To achieve these objectives, the project combines visco-plastic material modelling of fresh bulk SC3DP as well as its interlayers. A novel experimental setup will be developed in close collaboration with project A04 within the 2nd funding period. The resulting material model together with geometry information is processed via Variationally consistent Computational Homogenisation with Numerical Model Reduction. This allows to reduce the complexity of the problem and to derive a unified visco-plastic surrogate model that comprises both bulk and interface properties as well as their evolution over time. Finally, the properties of SC3DP can be simulated for complex geometries on the part-scale in an inexpensive fashion by means of the Finite Cell Method. Furthermore, the effective material model on the part-scale will be integrated into the surrogate modelling approach developed in project B04.

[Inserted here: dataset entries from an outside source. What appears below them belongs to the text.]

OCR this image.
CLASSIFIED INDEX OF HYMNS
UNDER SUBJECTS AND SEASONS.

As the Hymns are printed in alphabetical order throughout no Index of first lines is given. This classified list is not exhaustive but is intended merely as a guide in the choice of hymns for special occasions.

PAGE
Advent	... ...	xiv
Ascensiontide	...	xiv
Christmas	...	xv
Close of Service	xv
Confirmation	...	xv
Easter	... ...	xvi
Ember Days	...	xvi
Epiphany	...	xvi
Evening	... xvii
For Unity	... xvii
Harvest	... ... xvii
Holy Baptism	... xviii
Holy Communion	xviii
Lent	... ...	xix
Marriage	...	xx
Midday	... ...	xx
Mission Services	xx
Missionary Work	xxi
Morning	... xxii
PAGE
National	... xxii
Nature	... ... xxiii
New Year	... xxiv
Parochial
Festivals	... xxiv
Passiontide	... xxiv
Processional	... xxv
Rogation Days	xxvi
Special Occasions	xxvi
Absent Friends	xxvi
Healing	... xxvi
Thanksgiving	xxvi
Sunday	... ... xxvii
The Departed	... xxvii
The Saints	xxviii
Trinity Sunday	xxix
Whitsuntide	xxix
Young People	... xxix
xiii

Networking with other projects
This project sets out to provide a scientifically sound and accurate material formulation for the novel process of SC3DP as investigated in project A04. It combines this material formulation with the geometric flexibility of the Finite Cell Method to be able to deliver a highly accurate predictive tool for deformations and failure during the manufacturing process. Such highly accurate models, however, may by construction not be fast or deliver an online monitoring per se. Yet, other B projects such as B04 will either directly use the material description or derive even simpler, faster coarse grain computations for a quick assessment of stability on the basis of the fundamental research results in B06. Moreover, the methodology and framework developed in this project are constructed to be as general as possible. They are, therefore, to be adapted to other kinds of deposition processes. In addition to providing such fundamental analysis, we investigate the incorporation and applicability of fabrication information models as generated by C04 for production processes and will profit from the process monitoring planned in C06.